The resistance to antimicrobial agents among staphylococci is a major concern worldwide.  This study was undertaken to find out the presence of inducible clindamycin (iMLSB) resistance among hospital and community associated staphylococci in our geographical area. A total of 560 staphylococci isolates from various clinical samples were studied.  Inducible clindamycin resistance was detected by “D-test” using erythromycin and clindamycin discs as per CLSI guidelines. Three hundred seventy four (66.79%) isolates were hospital acquired and 186(33.21%) community associated. The overall prevalence of iMLSB was 122(21.78%).

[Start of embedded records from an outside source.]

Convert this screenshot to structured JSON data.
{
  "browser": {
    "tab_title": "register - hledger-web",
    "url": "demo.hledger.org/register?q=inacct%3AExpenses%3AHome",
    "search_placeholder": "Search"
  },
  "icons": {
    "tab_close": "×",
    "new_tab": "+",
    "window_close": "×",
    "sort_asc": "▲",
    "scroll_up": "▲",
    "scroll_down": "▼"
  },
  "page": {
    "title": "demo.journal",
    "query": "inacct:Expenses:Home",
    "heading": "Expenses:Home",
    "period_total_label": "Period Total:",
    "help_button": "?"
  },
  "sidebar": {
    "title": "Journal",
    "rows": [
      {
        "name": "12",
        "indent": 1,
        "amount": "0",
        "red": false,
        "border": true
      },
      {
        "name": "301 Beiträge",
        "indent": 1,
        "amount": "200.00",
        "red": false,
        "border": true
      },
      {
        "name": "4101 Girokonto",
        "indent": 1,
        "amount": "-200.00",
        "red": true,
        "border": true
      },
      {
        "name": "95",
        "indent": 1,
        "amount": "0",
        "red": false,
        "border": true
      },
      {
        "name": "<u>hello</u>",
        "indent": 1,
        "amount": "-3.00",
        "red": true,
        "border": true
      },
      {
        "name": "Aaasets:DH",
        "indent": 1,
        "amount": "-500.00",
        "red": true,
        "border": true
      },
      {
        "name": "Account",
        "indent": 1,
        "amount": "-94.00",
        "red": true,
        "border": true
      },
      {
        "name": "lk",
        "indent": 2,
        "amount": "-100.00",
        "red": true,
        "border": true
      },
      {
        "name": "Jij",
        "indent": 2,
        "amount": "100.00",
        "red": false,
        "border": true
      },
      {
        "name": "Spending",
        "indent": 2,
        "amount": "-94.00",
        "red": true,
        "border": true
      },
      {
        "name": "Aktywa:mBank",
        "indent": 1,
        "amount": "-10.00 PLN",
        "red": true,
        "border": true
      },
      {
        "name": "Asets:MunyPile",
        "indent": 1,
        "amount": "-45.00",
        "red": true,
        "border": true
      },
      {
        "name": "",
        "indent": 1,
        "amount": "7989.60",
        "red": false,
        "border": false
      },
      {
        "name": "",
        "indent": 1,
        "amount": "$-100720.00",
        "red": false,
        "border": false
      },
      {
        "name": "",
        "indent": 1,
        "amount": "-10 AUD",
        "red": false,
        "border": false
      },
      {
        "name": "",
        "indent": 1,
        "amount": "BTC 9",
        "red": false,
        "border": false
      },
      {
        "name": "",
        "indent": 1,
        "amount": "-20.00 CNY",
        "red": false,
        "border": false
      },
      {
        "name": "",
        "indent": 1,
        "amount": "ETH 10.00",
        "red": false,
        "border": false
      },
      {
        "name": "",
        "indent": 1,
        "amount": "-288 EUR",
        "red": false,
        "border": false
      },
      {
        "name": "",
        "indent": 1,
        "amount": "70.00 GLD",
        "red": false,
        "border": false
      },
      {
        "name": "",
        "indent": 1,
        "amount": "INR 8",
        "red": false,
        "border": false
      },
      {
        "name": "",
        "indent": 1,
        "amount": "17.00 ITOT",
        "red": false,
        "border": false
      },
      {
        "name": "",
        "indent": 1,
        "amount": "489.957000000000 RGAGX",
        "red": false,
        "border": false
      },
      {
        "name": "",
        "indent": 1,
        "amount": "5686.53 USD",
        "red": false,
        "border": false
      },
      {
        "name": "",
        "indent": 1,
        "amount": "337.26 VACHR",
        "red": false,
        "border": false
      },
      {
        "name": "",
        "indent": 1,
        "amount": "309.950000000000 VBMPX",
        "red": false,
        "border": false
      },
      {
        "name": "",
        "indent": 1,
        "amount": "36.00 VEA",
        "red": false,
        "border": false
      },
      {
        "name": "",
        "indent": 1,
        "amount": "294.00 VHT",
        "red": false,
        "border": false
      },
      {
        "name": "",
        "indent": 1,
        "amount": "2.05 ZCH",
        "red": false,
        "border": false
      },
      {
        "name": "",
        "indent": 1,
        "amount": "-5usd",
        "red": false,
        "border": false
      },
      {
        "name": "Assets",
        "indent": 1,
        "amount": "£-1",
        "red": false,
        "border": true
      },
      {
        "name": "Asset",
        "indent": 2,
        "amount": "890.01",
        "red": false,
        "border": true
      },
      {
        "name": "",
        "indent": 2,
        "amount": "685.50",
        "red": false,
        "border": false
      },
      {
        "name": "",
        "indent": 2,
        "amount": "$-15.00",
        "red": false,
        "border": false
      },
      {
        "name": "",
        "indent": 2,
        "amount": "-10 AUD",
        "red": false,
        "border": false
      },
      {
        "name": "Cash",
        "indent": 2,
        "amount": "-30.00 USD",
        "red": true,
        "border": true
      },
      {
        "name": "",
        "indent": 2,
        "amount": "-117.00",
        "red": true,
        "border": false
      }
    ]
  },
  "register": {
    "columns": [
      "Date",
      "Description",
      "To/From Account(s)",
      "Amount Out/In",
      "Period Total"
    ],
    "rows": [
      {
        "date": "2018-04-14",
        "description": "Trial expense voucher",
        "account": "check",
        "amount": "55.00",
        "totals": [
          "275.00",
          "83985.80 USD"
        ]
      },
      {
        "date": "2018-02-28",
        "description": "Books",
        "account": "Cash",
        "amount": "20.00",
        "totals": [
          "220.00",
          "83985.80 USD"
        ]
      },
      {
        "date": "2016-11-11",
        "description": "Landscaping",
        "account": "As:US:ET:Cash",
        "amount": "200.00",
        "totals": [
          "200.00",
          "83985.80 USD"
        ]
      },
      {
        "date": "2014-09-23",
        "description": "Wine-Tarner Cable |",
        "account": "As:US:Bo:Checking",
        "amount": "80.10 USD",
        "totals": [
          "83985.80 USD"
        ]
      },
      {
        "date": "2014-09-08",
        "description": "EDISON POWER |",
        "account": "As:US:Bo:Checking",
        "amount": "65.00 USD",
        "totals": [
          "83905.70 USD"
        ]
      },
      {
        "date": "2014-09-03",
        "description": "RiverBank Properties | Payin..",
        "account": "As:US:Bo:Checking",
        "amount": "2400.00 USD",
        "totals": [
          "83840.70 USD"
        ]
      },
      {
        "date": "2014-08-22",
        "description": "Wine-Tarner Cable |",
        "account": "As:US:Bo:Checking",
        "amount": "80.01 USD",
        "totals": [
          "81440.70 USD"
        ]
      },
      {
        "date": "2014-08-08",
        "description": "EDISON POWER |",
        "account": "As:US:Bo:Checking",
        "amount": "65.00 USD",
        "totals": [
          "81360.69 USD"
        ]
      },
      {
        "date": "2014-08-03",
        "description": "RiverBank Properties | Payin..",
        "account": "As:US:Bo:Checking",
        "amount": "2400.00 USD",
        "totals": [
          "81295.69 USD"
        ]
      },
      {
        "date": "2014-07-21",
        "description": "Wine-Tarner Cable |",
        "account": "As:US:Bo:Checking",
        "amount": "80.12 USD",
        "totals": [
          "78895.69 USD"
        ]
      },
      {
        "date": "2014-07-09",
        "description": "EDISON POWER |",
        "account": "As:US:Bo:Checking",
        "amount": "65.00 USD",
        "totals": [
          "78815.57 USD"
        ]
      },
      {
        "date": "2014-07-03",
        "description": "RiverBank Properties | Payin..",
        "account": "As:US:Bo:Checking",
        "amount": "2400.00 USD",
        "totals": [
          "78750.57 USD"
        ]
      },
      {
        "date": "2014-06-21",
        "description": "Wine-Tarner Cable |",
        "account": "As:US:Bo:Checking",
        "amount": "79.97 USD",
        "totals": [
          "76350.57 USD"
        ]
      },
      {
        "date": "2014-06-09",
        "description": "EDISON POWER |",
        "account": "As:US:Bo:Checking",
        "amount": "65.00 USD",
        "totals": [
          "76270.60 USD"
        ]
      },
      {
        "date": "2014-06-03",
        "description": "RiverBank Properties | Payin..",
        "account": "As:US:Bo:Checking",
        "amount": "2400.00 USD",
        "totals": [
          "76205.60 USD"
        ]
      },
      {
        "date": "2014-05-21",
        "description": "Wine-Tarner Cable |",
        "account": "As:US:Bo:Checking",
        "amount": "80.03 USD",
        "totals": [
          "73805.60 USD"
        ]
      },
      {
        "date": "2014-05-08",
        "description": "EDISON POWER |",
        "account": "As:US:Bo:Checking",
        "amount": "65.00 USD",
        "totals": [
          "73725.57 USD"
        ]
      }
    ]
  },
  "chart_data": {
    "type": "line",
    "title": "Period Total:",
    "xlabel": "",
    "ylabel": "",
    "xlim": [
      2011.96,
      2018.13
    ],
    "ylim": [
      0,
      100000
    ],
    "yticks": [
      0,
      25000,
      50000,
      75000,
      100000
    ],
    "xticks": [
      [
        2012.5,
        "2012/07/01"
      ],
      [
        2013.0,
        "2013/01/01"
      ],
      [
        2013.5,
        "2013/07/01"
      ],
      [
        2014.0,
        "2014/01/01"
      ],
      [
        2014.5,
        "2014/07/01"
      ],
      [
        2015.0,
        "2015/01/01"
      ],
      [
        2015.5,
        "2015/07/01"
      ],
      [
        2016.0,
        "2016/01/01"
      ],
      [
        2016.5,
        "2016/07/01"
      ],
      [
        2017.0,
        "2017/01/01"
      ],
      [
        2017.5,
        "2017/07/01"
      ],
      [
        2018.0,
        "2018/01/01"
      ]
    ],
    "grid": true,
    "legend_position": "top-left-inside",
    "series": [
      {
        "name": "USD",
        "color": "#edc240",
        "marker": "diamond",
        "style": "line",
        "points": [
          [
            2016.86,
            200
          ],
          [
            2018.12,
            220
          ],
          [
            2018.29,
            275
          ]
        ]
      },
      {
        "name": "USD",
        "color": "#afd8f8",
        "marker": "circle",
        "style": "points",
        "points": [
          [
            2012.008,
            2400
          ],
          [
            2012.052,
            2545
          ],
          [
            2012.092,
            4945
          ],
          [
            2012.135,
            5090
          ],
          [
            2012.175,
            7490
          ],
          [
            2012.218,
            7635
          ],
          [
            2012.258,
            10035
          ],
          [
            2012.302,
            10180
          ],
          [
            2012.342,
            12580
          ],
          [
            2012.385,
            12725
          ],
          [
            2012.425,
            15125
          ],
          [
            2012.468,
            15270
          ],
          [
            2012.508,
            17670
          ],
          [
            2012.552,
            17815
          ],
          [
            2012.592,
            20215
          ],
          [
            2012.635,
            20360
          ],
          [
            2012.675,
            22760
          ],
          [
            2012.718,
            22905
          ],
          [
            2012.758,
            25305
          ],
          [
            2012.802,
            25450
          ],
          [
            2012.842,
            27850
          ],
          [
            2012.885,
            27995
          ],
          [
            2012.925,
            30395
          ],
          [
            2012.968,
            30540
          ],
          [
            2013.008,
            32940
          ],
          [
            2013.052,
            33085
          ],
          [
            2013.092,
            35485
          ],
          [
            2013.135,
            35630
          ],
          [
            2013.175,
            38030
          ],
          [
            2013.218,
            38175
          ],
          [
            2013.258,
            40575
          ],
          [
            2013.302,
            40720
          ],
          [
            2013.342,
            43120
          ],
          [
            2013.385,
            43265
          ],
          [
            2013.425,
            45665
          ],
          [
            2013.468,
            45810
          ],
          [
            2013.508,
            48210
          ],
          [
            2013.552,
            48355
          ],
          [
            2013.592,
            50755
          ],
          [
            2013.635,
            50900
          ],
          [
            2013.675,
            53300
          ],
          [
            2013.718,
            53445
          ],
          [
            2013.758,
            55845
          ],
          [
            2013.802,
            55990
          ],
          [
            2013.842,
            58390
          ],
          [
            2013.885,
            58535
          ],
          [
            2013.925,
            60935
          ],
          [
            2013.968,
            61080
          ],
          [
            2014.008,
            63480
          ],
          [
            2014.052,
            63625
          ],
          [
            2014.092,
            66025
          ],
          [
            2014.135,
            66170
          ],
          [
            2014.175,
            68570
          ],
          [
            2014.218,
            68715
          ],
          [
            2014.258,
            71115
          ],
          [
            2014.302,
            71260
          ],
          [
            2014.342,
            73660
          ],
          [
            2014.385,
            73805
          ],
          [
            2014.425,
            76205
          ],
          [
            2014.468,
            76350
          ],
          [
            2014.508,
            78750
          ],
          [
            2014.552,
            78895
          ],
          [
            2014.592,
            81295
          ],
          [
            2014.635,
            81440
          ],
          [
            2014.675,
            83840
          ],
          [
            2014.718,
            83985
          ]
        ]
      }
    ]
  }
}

Community associated staphylococci revealed significantly lower prevalence of iMLSB (14.51% versus 25.40%) and higher rate of constitutive cMLSB (9.67% versus 2.67%) resistance compared to hospital acquired.  iMLSB resistance was predominant among MRSA 70.11% and least among MSCONS 4.2%.  Majority of iMLSB isolates were sensitive to gatifloxacin 87.70%, amikacin 80.32% and resistant to ampicillin 99.18%,  ciprofloxacin 68.03%. The occurrence of  iMLSB  resistance in hospital as well as community set up raises concern of clindamycin treatment failure. It is essential to include “D-test” to detect inducible clindamycin resistance in routine antimicrobial susceptibility testing for the optimum treatment of  patients.